Page:Tourgueniev, Terres Vierges, ed. Hetzel.djvu/345

La bibliothèque libre.
Le texte de cette page a été corrigé et est conforme au fac-similé.

« Les fenêtres sont blanchies à la craie ; l’hôtesse est absente », etc. Rien de plus. Je ne te dirai rien, parce que j’en aurais trop long à te dire, et le temps me manque. Mais je ne voulais pas m’en aller sans t’avertir ; car tu aurais pu me croire vivant, et ç’eût été de ma part un péché envers notre amitié.

« Adieu. Tâche de vivre.

« Ton ami, A. N. »


L’autre lettre, un peu plus longue, était adressée à Solomine et à Marianne ensemble. Voici quelle en était la teneur :


« Mes chers enfants !

(À la suite de ces deux mots, il y avait une interruption ; quelque chose était raturé ou plutôt effacé, comme par des larmes.)

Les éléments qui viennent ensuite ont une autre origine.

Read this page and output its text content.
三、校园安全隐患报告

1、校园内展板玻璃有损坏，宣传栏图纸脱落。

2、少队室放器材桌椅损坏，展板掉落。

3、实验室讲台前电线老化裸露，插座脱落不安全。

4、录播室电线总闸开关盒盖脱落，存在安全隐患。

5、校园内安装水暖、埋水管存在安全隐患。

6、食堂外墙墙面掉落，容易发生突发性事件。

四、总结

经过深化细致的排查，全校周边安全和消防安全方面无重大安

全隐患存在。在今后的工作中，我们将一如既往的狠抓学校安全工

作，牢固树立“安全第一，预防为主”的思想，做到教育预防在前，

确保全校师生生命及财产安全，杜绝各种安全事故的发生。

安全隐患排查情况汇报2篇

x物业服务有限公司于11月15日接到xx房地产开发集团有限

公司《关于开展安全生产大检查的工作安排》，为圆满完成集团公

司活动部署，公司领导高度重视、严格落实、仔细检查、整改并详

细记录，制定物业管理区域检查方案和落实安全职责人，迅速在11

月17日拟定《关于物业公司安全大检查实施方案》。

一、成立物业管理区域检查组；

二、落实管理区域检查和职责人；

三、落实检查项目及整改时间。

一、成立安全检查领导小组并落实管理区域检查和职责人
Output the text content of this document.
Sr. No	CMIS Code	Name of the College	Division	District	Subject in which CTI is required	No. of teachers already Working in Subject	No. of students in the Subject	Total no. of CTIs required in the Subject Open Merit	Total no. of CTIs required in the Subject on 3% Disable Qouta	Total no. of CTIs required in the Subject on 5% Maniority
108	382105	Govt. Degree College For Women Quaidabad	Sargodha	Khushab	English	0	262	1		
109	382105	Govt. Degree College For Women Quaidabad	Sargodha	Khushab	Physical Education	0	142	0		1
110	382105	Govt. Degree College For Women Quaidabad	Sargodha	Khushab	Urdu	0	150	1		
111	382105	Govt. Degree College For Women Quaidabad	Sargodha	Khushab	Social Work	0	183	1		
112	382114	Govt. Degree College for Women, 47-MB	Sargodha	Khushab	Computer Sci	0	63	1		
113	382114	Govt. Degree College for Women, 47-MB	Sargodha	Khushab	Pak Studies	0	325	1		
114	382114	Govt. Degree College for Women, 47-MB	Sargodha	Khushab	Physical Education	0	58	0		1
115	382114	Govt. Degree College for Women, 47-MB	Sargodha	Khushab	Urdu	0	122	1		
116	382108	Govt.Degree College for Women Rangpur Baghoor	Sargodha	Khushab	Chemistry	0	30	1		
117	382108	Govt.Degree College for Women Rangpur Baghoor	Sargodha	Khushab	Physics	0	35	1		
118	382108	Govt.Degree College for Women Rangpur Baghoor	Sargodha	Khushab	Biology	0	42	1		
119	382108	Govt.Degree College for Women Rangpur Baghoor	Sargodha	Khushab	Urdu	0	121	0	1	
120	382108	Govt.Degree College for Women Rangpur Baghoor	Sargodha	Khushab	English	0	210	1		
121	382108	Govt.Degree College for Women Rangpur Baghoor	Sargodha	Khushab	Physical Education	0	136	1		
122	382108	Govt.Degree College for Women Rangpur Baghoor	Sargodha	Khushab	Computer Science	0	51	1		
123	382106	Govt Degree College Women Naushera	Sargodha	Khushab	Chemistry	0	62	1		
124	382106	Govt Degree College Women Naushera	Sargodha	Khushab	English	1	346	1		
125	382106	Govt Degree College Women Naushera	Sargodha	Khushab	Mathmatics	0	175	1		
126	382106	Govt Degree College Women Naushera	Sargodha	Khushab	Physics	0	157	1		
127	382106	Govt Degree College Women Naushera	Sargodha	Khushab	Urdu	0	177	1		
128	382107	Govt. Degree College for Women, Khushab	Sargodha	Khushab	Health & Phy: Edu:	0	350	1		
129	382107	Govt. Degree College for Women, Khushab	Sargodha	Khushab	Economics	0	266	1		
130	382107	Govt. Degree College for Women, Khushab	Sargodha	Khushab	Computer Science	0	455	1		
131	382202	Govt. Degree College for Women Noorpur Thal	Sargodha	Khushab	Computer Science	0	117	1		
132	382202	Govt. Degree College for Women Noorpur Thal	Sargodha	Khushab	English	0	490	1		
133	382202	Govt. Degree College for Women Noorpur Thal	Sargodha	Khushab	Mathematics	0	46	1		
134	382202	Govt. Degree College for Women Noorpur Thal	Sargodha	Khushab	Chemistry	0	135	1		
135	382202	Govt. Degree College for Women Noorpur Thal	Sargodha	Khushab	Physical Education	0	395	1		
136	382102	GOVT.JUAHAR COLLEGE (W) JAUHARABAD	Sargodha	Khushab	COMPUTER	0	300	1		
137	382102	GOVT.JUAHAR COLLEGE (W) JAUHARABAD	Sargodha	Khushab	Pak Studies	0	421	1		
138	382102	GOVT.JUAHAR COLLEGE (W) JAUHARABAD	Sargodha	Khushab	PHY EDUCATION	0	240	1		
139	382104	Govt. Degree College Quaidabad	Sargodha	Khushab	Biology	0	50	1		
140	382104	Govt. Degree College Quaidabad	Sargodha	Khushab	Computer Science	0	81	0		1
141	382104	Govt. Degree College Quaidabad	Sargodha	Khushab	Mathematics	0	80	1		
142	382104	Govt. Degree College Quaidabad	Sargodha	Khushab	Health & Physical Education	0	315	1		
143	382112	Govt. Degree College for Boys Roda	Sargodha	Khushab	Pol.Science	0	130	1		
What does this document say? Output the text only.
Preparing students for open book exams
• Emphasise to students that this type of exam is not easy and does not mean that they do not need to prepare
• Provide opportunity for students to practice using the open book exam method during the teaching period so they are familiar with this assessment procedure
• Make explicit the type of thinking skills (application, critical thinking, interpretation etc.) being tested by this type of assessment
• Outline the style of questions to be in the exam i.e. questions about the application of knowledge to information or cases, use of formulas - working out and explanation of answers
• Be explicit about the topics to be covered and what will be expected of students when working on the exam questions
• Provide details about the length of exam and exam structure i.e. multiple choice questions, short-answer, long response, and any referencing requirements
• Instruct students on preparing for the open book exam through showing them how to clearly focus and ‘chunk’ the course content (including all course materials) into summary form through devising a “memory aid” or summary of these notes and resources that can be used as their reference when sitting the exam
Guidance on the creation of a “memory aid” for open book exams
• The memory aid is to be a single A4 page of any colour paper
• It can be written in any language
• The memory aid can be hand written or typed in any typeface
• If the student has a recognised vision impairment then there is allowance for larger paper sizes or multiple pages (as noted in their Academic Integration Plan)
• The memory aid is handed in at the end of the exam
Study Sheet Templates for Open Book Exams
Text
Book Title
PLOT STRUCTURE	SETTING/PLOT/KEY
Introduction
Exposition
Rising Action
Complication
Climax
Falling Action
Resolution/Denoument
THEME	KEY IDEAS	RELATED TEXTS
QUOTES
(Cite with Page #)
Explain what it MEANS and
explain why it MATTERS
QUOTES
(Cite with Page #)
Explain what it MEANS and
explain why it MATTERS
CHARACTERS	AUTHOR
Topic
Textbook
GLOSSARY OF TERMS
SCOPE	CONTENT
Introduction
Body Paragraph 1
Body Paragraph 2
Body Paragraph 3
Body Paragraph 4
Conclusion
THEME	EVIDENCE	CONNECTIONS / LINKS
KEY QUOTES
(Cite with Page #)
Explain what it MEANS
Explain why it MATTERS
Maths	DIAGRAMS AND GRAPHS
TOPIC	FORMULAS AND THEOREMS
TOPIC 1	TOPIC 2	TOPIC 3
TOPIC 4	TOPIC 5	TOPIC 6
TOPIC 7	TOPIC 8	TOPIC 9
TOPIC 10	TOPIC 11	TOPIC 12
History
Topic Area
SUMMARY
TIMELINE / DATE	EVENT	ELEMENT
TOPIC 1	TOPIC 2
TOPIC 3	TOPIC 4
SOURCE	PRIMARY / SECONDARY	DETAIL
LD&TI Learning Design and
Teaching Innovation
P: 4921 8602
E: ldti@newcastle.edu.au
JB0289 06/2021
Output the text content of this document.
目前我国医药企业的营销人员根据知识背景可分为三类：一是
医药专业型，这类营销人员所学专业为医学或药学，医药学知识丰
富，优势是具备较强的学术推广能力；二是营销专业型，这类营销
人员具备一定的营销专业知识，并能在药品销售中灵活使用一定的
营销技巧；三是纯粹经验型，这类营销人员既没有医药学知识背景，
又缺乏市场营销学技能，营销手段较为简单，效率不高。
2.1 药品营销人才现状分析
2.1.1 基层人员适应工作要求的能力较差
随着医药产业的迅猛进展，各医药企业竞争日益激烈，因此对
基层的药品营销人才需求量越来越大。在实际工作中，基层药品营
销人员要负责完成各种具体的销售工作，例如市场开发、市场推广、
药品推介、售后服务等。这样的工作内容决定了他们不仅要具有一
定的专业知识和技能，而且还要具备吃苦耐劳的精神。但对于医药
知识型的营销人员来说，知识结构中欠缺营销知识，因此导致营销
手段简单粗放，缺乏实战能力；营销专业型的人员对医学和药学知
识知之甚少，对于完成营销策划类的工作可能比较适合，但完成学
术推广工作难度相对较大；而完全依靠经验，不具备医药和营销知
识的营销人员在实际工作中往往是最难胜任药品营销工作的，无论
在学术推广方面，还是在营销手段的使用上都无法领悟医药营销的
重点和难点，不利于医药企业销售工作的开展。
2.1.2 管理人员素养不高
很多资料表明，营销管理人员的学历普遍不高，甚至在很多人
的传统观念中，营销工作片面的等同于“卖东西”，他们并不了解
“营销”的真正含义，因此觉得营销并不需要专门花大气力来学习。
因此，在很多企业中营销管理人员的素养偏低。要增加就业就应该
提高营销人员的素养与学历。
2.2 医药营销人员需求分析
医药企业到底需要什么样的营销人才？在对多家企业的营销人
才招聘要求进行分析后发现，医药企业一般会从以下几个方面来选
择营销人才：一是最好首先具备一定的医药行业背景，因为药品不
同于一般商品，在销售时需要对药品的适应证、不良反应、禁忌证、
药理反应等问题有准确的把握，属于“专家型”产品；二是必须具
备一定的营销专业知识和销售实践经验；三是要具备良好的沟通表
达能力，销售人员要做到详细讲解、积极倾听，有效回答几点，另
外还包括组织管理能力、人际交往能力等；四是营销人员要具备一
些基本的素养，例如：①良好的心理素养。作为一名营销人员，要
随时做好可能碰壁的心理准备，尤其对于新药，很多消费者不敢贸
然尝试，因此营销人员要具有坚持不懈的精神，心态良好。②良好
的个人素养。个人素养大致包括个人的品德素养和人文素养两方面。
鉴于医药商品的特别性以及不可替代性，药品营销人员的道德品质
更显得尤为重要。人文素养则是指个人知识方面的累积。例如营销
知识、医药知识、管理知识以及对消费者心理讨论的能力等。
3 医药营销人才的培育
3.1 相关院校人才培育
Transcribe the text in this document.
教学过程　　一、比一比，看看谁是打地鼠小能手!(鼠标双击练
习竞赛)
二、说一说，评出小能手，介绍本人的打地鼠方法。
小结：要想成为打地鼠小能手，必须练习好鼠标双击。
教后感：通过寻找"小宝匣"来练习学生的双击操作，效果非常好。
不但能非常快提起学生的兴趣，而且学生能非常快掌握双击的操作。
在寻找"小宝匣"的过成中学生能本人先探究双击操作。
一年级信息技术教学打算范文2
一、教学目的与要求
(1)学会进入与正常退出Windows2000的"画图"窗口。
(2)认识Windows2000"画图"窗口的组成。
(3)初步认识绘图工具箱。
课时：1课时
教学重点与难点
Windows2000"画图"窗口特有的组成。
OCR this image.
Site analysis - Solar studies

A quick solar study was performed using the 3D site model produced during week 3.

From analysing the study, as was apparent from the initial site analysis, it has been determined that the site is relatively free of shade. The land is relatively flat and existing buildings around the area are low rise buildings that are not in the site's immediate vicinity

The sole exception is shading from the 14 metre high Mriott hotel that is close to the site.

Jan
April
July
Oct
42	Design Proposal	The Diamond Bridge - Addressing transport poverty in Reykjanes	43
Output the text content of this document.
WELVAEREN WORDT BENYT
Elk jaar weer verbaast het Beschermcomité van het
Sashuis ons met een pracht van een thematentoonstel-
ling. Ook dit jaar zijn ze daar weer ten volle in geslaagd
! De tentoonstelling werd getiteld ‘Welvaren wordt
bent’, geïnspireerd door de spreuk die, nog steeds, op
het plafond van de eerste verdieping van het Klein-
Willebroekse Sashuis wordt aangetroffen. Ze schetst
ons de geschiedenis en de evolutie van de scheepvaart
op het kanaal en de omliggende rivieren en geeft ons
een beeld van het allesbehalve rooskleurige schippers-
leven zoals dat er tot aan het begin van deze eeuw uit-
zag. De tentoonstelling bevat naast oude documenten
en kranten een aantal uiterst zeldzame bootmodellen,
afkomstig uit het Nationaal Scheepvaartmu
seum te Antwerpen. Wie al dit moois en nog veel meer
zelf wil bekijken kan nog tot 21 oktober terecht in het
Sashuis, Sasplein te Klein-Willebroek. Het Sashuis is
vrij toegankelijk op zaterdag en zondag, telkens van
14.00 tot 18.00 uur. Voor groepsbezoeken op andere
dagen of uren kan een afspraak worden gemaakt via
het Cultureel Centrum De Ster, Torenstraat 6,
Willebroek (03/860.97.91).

« Il vous semblera étrange peut-être que je vous appelle ainsi ; je suis presque un enfant, et toi, Solomine, je le sais bien, tu es plus vieux que moi. Mais je vais mourir, et, à la limite de la vie, je me fais l’effet d’un vieillard. Je suis très-coupable envers vous deux, surtout envers toi, Marianne, car je vous cause beaucoup de chagrin (et tu en auras, Marianne, je le sais), et beaucoup de dérangement. Mais qu’aurais-je pu faire ? Je n’ai pas trouvé d’autre issue. Je n’ai pas su me « simplifier », il ne me restait plus qu’à me biffer tout à fait. Marianne, j’aurais été un fardeau, et pour toi, et pour moi. Tu es généreuse, tu aurais peut-être accepté avec joie ce fardeau comme un nouveau sacrifice : mais je n’avais pas le droit de te l’imposer ; tu as mieux et davantage à faire.

« Mes chers enfants, laissez-moi vous unir l’un à l’autre, d’une main qui vient, pour ainsi dire, de par-delà la tombe.